By contrast, the new approaches are agnostic. They acknowledge that we do not know what works and that the binding constraints to development tend to be context-specific. Policy experimentation is a central part of discovery, coupled with monitoring and evaluation to close the learning loop. Experiments do not need to be of the randomised controlled trial type – China certainly learned from its policy experiments without a proper control group.

Reformers in this mould are suspicious of “best practices” and universal blueprints. They look instead for policy innovations, small and large, that are tailored to local economic circumstances and political complications.

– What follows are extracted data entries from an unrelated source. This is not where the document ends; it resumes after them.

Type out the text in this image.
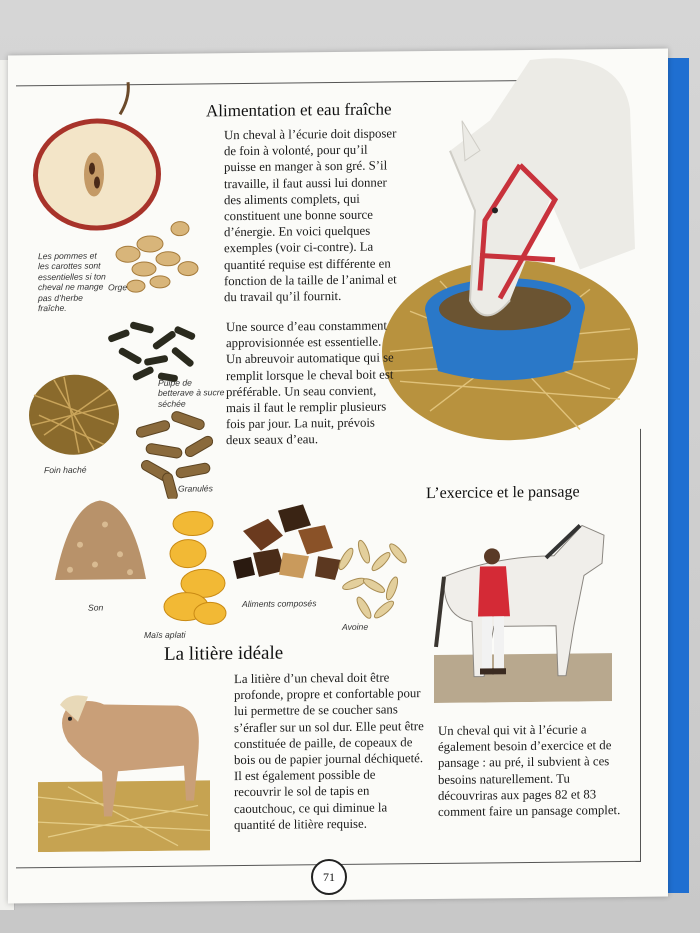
Alimentation et eau fraîche
L’exercice et le pansage
La litière idéale

Un cheval à l’écurie doit disposer de foin à volonté, pour qu’il puisse en manger à son gré. S’il travaille, il faut aussi lui donner des aliments complets, qui constituent une bonne source d’énergie. En voici quelques exemples (voir ci-contre). La quantité requise est différente en fonction de la taille de l’animal et du travail qu’il fournit.

Une source d’eau constamment approvisionnée est essentielle. Un abreuvoir automatique qui se remplit lorsque le cheval boit est préférable. Un seau convient, mais il faut le remplir plusieurs fois par jour. La nuit, prévois deux seaux d’eau.

La litière d’un cheval doit être profonde, propre et confortable pour lui permettre de se coucher sans s’érafler sur un sol dur. Elle peut être constituée de paille, de copeaux de bois ou de papier journal déchiqueté. Il est également possible de recouvrir le sol de tapis en caoutchouc, ce qui diminue la quantité de litière requise.

Un cheval qui vit à l’écurie a également besoin d’exercice et de pansage : au pré, il subvient à ces besoins naturellement. Tu découvriras aux pages 82 et 83 comment faire un pansage complet.

Les pommes et les carottes sont essentielles si ton cheval ne mange pas d’herbe fraîche.
Orge
Pulpe de betterave à sucre séchée
Foin haché
Granulés
Son
Maïs aplati
Aliments composés
Avoine
71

The field of development policy can and should be reunified around these shared diagnostic, contextual approaches. Macrodevelopment economists need to recognise the advantages of the experimental approach and adopt the policy mind-set of enthusiasts of randomised evaluation. Microdevelopment economists need to recognise that one can learn from diverse types of evidence and that, although randomised evaluations are tremendously useful, the utility of their results is often restricted by the narrow scope of their application.

In the end, both camps should show greater humility: macro­development practitioners about what they already know, and microdevelopment practitioners about what they can learn. – © Project Syndicate 2012, project-syndicate.org
Dani Rodrik, professor of international political economy at Harvard University, is the author of The Globalization Paradox: Democracy and the Future of the World Economy.